When Jeremiah Lynch lost his first wife to cholera he took on a woman to help him keep his house together. Lynch, a tailor living in Redcross Street near the Mint, was elderly and employed a vibrant young Irish woman named Carolina. He had hired Carolina in October 1850 and for nine months she had performed her duties admirably. In fact so diligent was she that in July 1852 Jeremiah (despite the age difference) proposed marriage to her which she accepted.

This soon turned out to be a terrible mistake however as Carolina, now Mrs Lynch, appeared to transform into quite a different person from the amenable servant he had married.

He ‘had not been tied to her many days before she exhibited her true temper, by demanding possession of all his money, and wanting to wear the breeches’.

When he refused her demands she smashed all his crockery.

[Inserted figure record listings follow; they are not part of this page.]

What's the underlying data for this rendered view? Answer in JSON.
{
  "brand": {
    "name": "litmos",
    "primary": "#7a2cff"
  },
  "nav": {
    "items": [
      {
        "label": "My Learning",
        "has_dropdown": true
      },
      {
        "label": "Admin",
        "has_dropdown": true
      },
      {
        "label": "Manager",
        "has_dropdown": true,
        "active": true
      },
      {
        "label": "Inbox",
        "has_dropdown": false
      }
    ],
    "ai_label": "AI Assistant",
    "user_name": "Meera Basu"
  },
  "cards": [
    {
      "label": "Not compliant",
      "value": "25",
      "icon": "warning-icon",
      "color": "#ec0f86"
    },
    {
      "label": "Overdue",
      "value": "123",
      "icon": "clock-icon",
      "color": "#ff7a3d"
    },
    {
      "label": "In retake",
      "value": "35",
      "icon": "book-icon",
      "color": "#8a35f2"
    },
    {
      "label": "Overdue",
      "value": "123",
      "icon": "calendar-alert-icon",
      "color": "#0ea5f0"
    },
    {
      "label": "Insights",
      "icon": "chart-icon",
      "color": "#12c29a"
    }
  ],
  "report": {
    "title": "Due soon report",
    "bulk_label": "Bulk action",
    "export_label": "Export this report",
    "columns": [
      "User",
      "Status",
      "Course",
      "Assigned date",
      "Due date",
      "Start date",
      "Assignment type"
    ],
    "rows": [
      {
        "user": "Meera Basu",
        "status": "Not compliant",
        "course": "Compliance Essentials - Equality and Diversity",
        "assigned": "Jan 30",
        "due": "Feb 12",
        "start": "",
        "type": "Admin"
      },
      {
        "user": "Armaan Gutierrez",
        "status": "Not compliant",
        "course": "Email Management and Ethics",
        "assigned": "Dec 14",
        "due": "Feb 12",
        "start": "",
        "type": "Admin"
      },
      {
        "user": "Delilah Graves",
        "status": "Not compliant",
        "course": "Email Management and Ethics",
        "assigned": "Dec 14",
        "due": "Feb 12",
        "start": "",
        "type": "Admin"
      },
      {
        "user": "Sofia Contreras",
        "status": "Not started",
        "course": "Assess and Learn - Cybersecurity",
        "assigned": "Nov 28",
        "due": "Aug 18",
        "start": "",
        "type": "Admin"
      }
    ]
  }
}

At first he ‘overlooked her mad conduct’ but on Friday 19 September 1851 she came home at six and started on him again. She complained (in an example of gender role reversal) that he had not prepared anything ‘nice for tea’ and knocked him about the head and body. She declared that ‘she would wear the breaches’ he told the magistrate at Southwark Police Court on the following Saturday morning.

‘So’, the magistrate asked him (to mounting laughter in the court) ‘she is desirous of wearing the Bloomer costume?’

If Lynch responded it was not recorded but Carolina did speak in her own defence. She told his Worship that the tailor (described as ‘sickly-looking old man’ by the Standard‘s reporter) was ‘a nasty old brute’ who ‘ill-used and starved her’.

Jeremiah Lynch denied this but the magistrate didn’t convict her of the assault. Instead he granted a separation, perhaps acknowledging that Lynch had some responsibility in the matter. He further required that the tailor should pay his former housekeeper 10s a week. In the end then this was probably a fairly successful outcome for Carolina, if not for Jeremiah. In this struggle for the breaches then, it was victory for the ‘fairer’ sex.